Caulking won’t seal like it’s supposed to if it’s not applied correctly. Make sure you are always using the right techniques with sealant so you don’t have to redo the job to get it right.
Step 1 - Cutting the Nozzle
Embossed markings are located on each tapered caulk cartridge nozzle that correspond to the size of the bead that will be dispensed when the nozzle is cut there. By cutting the nozzle at different measurements, you can form a caulking bead to match your joint size. It's easy—just cut the nozzle at a 45-degree angle, place the tube in a caulking gun, and you're ready to begin (most cartridges also have an internal foil patch at the base of the nozzle that needs to be punctured with a nail).
Step 2 - Getting Started
Before you actually start to caulk, do some tests on newspaper or a paper towel to get a better feel for how the product dispenses. It is especially important to get the feel for keeping the caulking gun moving smoothly as you complete one stroke of the trigger and begin the next stroke. Once you've run a few inches or feet of caulk and have a good sense of what to expect, then start your first caulking effort on a part of your project that is relatively out of the way and unnoticed. Then, hopefully by the time you get to those portions of the job that are more conspicuous, you will have developed a good level of skill and your results will show it.
Tip: It is far better to pull the caulk tube nozzle along the joint than to push it. Pulling it allows the nozzle to smoothly slide over any obstructions on the surfaces being caulked, while pushing usually leads to more hang-ups and sudden stops, with attendant "blobs" of caulk occurring. Keep in mind that if you mess up a section of a bead, you can scrape it out right away and start over.
Step 3 - Applying a Bead of Caulk
As you apply the sealant, hold the caulking gun at a 45-degree angle to the joint being filled.

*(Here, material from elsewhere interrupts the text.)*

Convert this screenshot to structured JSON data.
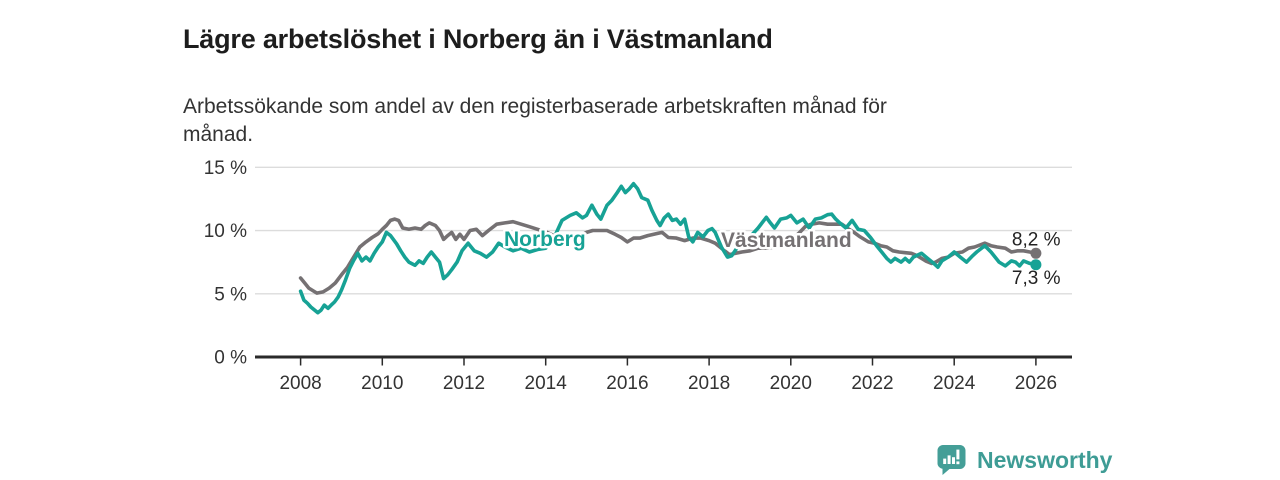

Orient the nozzle opening so that it forces sealant into intimate contact with the joint surfaces. As you finish applying each bead of sealant, relieve the pressure inside the tube by releasing the trigger and pulling back on the rod to stop the flow of caulk. Releasing the trigger alone will not stop the caulk from flowing out of the nozzle. Apply only about two to three feet of caulk bead at a time so that you will have enough time to get it "tooled" before it begins to develop a skin (which then makes tooling difficult or impossible).
Step 4 - The Art of Tooling
Tooling is the process of gliding over the entire length of the applied bead of caulk in order to smooth it out and further force the thick caulk into enough intimate surface contact to establish good adhesion. Tooling can be done with a finger—covered with a latex glove, wetted with some water or solvent, or just bare, depending on the caulk used—or with various tools like a spoon, shaped piece of wood or a foam paint brush. It is important to avoid scraping an excessive amount of caulk out of the joint during tooling so you don’t starve the joint for sealant and waste a lot of caulk. Keep rags handy to clean up any mishaps, and clean up any problem areas right away since it is much more difficult to remove dried caulk later. If masking tape is used along the sides of the joint, make sure the tape is removed immediately after tooling is complete and before the caulk skins over so that it will pull away cleanly and leave a smooth, even line.
Tip: Caulk is made not to flow, so tooling is critical to force it into good contact with the substrate.